Perusahaan juga menyatakan belum ada pengetes nan sukses menemukan universal jailbreak, ialah metode nan bisa secara konsisten membobol seluruh lapisan pengamanan model AI dan membuka beragam keahlian sensitif secara luas.

Kendati begitu, Anthropic mengakui bahwa perlindungan nan betul-betul kebal terhadap jailbreak kemungkinan tetap mustahil dicapai oleh industri AI saat ini.
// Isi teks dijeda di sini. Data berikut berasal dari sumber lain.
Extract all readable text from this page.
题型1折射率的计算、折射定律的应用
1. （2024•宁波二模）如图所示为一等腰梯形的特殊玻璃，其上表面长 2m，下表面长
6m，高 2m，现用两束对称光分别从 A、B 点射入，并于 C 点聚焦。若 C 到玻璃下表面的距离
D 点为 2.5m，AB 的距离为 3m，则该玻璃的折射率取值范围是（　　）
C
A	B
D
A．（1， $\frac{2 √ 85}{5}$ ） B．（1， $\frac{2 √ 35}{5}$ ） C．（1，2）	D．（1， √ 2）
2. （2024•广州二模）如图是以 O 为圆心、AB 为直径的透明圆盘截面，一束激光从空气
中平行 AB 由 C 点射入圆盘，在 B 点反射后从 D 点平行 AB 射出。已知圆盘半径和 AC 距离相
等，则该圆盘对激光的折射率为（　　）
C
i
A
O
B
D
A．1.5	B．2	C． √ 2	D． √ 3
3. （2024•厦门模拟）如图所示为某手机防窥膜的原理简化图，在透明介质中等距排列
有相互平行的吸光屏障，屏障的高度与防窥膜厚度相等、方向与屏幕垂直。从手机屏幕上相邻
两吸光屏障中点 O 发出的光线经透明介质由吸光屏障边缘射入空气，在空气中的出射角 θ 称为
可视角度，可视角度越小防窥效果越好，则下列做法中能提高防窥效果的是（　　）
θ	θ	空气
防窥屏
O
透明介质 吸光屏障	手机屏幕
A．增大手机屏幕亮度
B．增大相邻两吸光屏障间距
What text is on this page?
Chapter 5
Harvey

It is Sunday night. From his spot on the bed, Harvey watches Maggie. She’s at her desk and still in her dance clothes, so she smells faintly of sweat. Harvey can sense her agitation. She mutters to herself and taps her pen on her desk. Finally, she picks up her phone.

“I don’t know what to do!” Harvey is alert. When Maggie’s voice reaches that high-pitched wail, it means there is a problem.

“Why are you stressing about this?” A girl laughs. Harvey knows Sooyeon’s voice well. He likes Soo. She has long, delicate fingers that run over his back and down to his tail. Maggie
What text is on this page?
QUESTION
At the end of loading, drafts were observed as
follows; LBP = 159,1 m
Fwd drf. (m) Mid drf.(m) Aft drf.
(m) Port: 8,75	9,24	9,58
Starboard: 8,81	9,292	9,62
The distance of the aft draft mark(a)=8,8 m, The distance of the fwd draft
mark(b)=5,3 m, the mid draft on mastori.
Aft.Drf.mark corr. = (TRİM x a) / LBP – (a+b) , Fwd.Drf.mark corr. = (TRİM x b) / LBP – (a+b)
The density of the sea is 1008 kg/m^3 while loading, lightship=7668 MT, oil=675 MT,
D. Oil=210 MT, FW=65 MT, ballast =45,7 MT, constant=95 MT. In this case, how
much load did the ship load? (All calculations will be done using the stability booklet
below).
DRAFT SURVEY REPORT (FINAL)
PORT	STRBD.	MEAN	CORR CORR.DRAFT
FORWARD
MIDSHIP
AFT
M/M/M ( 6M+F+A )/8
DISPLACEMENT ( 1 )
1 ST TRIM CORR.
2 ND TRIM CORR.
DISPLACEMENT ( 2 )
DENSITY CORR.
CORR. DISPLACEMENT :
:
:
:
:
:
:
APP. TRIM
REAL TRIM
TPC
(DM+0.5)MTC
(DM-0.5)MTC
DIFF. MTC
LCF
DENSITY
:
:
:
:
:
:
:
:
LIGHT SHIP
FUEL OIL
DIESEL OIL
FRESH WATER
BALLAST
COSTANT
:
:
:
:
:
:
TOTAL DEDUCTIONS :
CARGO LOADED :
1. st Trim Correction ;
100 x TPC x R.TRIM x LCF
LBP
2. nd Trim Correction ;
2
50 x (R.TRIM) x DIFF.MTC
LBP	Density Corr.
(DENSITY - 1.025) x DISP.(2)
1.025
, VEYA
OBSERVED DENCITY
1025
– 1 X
Karena itu, perusahaan menerapkan strategi pertahanan berlapis. Pendekatan tersebut mencakup pembatasan keahlian model, pemantauan aktivitas secara ketat, serta kebijakan penyimpanan info pengguna selama 30 hari untuk membantu investigasi jika terjadi penyalahgunaan.

Ilustrasi Anthropic. Foto: Photo For Everything/Shutterstock

Anthropic Tetap bakal Patuh

Anthropic menyatakan tetap mematuhi keputusan pemerintah AS dan telah menonaktifkan akses Fable 5 serta Mythos 5 untuk seluruh pengguna. Namun secara terbuka Anthropic mengungkapkan ketidaksetujuannya dengan argumen nan digunakan pemerintah AS untuk menghentikan model AI terbarunya.

Menurut Anthropic, dugaan jailbreak nan sifatnya terbatas dan tidak universal semestinya tidak menjadi dasar untuk menarik model komersial nan telah digunakan secara luas.

Perusahaan apalagi memperingatkan bahwa standar seperti ini berpotensi menghalang penemuan di industri AI.

"Jika standar ini diterapkan secara luas kepada seluruh industri, kami percaya perihal itu pada dasarnya bakal menghentikan peluncuran model-model baru dari seluruh developer AI terdepan," tulis Anthropic.

Anthropic juga menekankan bahwa pemerintah memang perlu mempunyai kewenangan untuk menghentikan penyebaran teknologi nan dianggap berbahaya. Namun, proses tersebut semestinya dilakukan secara transparan, berbasis bukti teknis nan jelas, dan melalui sistem norma nan dapat dipertanggungjawabkan.

Hingga saat ini, Anthropic menyebut pemerintah baru memberikan penjelasan secara lisan mengenai potensi celah keamanan nan ditemukan.

Perusahaan menyatakan bakal merilis info tambahan dalam 24 jam ke depan dan berambisi akses terhadap Fable 5 serta Mythos 5 dapat dipulihkan secepatnya.

"Kami meminta maaf atas gangguan nan dialami pelanggan. Kami percaya ini merupakan sebuah kesalahpahaman dan sedang berupaya memulihkan akses sesegera mungkin," tutup Anthropic.